Limits on Short-Seller Liability to First Lenders
Under prior law, homeowners who sell their homes by short-sale could be required to pay their lenders the balance due on the loan after short-sale proceeds were deducted. Senate Bill 931 limits a lender’s ability to collect this deficiency from the homeowner. The lender may not pursue the homeowner for the balance owed where (1) the dwelling consists of four or fewer units; (2) the lender is a first lien holder; and (3) the lender consented to the short-sale in writing. Once the first lien holder gives its written consent, the homeowner is released from any obligation to pay the remaining loan deficiency. The law does not apply if the borrower committed fraud with respect to the short-sale or intentionally damaged the property.
Criminal Penalties for Unlicensed Mortgage Origination Services
SB 1137 makes it a crime for any person to act as a mortgage loan originator (MLO) without a MLO license endorsement from the Department of Real Estate. The bill also makes it a crime to advertise that you are a real estate salesperson if you do not hold a real estate license, or to advertise MLO services if you do not hold a MLO license endorsement. In addition, the bill precludes a real estate broker from employing or compensating any real estate licensee for engaging in any activity for which a (MLO) license endorsement is required, if that licensee does not have a MLO license endorsement.

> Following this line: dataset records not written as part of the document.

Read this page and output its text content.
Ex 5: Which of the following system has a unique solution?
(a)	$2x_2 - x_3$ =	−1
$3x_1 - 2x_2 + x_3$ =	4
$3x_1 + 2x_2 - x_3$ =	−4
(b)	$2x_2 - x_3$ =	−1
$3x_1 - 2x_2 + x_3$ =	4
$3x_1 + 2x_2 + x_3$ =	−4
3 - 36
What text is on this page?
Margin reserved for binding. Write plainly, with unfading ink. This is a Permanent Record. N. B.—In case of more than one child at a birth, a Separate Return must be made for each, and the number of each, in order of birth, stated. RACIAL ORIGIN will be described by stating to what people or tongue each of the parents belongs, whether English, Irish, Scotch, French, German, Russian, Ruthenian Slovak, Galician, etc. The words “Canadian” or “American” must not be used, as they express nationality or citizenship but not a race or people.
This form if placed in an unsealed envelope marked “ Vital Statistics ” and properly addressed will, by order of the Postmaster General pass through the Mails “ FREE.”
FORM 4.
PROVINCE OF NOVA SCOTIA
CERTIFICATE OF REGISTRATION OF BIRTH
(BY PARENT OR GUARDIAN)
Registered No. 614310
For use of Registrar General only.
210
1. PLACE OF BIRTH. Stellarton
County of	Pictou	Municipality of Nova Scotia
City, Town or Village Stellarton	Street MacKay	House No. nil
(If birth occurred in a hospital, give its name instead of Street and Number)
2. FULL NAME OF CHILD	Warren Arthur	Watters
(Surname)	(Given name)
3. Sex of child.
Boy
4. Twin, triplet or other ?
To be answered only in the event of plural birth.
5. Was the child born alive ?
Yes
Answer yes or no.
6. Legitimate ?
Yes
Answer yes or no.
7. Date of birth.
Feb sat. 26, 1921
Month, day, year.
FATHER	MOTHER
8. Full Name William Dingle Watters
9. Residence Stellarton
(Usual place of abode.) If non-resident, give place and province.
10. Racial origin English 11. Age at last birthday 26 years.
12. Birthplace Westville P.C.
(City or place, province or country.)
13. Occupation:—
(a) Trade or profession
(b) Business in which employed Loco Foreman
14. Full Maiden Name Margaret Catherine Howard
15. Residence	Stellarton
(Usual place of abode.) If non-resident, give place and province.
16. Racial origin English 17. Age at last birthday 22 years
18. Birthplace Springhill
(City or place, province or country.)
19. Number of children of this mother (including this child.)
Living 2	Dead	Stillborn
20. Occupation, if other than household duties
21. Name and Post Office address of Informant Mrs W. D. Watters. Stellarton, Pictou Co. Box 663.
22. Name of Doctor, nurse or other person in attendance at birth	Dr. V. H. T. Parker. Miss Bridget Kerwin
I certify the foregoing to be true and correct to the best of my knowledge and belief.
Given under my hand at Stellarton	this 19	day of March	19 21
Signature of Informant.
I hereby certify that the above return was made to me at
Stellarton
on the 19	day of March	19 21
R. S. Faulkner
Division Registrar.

Loan servicing is not considered a MLO service for purposes of this law.
Tenant Rights in Foreclosed Properties
In 2008, the Governor signed a law that when a residential property is foreclosed upon, any tenants must receive sixty days notice before they may be evicted. In 2009, the United States Congress passed the Protecting Tenants at Foreclosure Act, which requires that after foreclosure, the new owner must generally honor the tenant’s lease until the end of the lease term. SB 1149 provides that tenants who are living in foreclosed homes must be informed of these rights in a cover sheet attached to any eviction notice served within one year of a foreclosure sale.